Le Botswana semble enfin s'orienter vers le chanvre industriel, après avoir publié le mois dernier de nouvelles réglementations sur le cannabis qui ouvrent l'agriculture, la transformation, le transport, la recherche et le commerce – mais toutes les parties prenantes ne sont pas satisfaites de cette évolution.
Dans le nouveau cadre, le chanvre n'est pas défini comme une catégorie juridique distincte. Le gouvernement utilise plutôt le terme « cannabis industriel », le THC étant plafonné à 0,7 %. Le CBD et la marijuana restent illégaux.
La culture est réservée aux opérateurs agréés dans des catégories spécifiques, notamment la culture commerciale, les pépinières et la production de semences. Les licences sont délivrées pour trois ans et sont sujettes à inspection et à renouvellement.
Des contrôles critiqués
Les critiques affirment que les règles créent l'un des systèmes de cannabis les plus étroitement contrôlés du continent africain, allant plus loin que ce que les parties prenantes attendaient et donnant la priorité à la conformité, au capital et à la capacité institutionnelle plutôt qu'à une participation plus large. Les militants ont appelé à la reconnaissance des utilisations culturelles et du potentiel du chanvre en matière de sécurité alimentaire, tandis que d'autres opposants se demandent si la réglementation entraînera une création d'emplois significative.
Également dans le cadre d'un système étroitement contrôlé, les candidats à la licence doivent soumettre une documentation détaillée, notamment des cartes du site avec les coordonnées GPS, une habilitation de sécurité, des plans de gestion des cultures, des protocoles de test de THC et une preuve de capacité financière. Les installations de fabrication doivent répondre à des normes définies de sécurité et de contrôle de qualité. Les licences de fabrication sont valables cinq ans et peuvent être suspendues ou révoquées en cas de violation.
Le transport est traité comme une activité contrôlée, avec des exigences relatives à la sécurité des véhicules et à des procédures de chaîne de traçabilité documentées. La recherche est désignée comme une catégorie autorisée distincte couvrant les essais de sélection, les études agronomiques et le développement de produits.
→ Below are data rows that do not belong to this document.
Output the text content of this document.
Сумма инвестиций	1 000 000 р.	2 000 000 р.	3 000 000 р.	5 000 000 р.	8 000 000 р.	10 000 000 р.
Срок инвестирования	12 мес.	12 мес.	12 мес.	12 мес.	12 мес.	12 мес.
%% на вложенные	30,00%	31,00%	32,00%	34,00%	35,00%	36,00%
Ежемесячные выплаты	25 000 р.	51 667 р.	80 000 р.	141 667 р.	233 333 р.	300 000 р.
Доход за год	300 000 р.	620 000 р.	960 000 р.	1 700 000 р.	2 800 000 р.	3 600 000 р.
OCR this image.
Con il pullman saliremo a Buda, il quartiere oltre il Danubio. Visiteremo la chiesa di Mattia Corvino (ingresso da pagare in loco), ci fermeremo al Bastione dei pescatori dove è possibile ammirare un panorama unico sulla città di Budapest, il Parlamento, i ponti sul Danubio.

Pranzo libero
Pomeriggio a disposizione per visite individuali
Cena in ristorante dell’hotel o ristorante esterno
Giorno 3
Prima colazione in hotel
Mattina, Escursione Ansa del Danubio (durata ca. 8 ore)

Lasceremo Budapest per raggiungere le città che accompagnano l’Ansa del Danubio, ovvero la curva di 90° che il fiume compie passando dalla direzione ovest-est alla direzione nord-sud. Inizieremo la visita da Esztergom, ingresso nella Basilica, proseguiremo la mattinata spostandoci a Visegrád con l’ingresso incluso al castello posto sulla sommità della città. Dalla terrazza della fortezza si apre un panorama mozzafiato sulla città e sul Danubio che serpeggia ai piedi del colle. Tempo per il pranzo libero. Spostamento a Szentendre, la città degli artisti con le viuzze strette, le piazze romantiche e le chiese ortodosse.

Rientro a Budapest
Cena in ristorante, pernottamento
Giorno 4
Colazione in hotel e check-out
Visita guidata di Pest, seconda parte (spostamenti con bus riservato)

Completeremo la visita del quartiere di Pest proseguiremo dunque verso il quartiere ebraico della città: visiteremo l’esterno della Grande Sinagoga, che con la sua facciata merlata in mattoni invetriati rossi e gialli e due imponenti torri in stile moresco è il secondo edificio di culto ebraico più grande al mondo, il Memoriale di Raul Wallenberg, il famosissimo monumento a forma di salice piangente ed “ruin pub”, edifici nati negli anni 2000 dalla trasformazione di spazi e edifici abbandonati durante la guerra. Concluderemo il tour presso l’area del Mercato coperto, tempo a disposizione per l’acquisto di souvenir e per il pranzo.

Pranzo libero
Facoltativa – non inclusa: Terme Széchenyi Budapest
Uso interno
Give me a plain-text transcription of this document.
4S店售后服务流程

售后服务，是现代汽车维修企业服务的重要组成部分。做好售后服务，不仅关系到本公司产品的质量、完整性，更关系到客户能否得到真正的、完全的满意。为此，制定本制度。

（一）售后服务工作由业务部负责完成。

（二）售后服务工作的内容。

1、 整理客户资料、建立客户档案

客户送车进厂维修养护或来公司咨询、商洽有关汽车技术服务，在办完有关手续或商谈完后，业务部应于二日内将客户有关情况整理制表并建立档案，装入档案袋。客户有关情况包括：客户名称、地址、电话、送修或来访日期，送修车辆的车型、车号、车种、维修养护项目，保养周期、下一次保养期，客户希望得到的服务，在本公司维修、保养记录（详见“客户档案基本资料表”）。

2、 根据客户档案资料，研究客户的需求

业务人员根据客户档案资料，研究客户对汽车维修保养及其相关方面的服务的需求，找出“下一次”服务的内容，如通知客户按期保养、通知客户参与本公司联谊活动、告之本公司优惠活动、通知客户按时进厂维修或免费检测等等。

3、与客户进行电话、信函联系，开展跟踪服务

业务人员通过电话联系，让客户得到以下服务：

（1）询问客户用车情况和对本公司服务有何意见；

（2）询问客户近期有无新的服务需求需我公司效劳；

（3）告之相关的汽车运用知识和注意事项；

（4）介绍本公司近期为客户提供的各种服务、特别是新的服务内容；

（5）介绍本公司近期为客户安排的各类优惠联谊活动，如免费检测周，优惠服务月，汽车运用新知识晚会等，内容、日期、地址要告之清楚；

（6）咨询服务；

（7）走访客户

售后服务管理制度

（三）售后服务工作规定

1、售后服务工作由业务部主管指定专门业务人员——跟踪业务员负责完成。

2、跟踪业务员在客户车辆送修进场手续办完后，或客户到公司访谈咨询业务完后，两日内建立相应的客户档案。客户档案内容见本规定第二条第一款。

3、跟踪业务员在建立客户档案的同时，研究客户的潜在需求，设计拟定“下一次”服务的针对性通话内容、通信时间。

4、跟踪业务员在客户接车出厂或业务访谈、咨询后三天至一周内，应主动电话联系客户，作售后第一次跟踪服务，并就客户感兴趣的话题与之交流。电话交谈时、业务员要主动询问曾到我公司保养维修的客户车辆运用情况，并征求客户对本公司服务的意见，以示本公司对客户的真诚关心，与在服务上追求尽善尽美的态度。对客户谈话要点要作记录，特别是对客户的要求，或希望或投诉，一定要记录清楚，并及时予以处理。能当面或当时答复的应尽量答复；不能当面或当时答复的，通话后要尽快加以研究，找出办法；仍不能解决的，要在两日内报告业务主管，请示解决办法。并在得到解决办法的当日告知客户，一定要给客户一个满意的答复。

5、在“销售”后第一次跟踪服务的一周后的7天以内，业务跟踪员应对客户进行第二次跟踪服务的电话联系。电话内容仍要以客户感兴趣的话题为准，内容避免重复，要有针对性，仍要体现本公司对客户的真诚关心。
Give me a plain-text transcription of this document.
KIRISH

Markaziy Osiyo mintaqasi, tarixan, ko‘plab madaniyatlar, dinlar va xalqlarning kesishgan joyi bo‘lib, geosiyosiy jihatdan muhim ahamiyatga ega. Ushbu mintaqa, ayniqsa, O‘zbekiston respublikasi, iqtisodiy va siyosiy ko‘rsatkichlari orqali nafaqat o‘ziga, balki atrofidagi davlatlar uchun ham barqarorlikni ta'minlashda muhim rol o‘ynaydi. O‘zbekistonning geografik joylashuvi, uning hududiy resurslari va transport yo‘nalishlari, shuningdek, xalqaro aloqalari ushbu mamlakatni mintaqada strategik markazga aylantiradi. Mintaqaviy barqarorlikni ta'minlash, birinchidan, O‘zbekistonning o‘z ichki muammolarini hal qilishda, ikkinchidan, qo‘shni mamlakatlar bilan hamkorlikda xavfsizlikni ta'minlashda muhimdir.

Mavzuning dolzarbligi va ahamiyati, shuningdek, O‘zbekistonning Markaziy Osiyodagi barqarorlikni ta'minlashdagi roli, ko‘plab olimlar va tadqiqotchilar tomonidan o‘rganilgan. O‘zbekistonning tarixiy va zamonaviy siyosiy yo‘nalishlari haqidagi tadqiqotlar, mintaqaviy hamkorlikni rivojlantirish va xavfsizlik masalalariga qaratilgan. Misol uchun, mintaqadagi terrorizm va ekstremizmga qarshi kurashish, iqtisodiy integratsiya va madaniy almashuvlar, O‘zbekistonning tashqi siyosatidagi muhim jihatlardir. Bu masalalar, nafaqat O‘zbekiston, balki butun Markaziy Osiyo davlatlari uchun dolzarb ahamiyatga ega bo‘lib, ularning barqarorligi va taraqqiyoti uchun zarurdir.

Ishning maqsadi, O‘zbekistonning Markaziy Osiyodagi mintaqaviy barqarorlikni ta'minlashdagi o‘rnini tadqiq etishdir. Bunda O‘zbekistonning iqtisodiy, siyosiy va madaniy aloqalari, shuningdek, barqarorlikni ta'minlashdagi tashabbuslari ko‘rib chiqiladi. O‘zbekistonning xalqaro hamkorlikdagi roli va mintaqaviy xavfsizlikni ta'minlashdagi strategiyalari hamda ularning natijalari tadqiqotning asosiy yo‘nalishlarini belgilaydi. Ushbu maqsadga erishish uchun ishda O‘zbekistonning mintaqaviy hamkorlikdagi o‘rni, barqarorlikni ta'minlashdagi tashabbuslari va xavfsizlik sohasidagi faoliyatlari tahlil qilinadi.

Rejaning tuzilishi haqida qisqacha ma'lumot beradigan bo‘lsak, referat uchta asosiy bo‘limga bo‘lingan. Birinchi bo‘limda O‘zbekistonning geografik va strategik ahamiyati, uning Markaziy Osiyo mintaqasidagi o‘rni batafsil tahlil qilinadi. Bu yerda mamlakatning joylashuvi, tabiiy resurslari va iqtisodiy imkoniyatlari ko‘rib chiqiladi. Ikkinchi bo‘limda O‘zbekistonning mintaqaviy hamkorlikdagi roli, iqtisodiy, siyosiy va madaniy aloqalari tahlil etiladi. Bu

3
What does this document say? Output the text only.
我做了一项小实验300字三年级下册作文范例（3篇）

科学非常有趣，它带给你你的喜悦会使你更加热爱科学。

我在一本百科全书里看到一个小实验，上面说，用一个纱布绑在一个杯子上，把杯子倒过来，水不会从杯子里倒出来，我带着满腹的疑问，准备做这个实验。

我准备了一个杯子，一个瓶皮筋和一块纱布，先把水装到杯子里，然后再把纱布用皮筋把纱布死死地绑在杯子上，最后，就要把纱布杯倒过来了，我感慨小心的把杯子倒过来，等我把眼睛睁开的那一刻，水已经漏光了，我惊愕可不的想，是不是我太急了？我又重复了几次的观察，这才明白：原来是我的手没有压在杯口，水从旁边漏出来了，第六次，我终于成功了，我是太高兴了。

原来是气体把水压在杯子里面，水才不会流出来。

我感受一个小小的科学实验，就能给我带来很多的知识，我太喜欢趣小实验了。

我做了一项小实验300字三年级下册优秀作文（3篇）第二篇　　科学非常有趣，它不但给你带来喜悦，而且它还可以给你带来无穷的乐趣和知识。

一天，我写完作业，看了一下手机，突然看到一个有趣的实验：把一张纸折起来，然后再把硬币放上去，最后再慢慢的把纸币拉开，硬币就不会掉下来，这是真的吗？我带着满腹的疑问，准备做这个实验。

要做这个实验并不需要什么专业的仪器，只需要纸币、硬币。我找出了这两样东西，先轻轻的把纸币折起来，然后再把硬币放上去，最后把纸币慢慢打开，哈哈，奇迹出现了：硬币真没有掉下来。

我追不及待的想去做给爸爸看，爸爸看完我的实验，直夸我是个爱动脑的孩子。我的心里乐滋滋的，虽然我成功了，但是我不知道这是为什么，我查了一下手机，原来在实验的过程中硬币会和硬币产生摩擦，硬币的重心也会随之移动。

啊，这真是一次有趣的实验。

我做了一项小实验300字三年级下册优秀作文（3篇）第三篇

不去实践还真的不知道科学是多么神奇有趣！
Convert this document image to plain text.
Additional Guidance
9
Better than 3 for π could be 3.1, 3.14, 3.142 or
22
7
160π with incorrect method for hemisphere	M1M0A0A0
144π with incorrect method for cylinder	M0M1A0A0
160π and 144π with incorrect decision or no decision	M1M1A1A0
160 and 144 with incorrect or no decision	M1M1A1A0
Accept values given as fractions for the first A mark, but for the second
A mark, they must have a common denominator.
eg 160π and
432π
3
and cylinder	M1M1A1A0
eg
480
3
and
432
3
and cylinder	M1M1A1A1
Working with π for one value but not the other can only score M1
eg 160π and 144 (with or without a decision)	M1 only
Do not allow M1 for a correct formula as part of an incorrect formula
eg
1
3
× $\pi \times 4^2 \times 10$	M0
Les importations et les exportations sont autorisées mais soumises à des procédures strictes de documentation et d'approbation.
Toutes ces exigences, ont également déclaré certains responsables politiques, sont élitistes et excluent les agriculteurs ordinaires et les acteurs ruraux de la participation à l’économie du chanvre.
Soutien du gouvernement
Parallèlement, le cannabis industriel et médical a été identifié comme faisant partie du programme de diversification économique du président Douma Boko. Boko, qui a pris ses fonctions en novembre 2024, a suggéré qu'une industrie du chanvre robuste pourrait aider le pays à réduire sa dépendance à l'égard des diamants, qui représentent une part importante des revenus étrangers du Botswana.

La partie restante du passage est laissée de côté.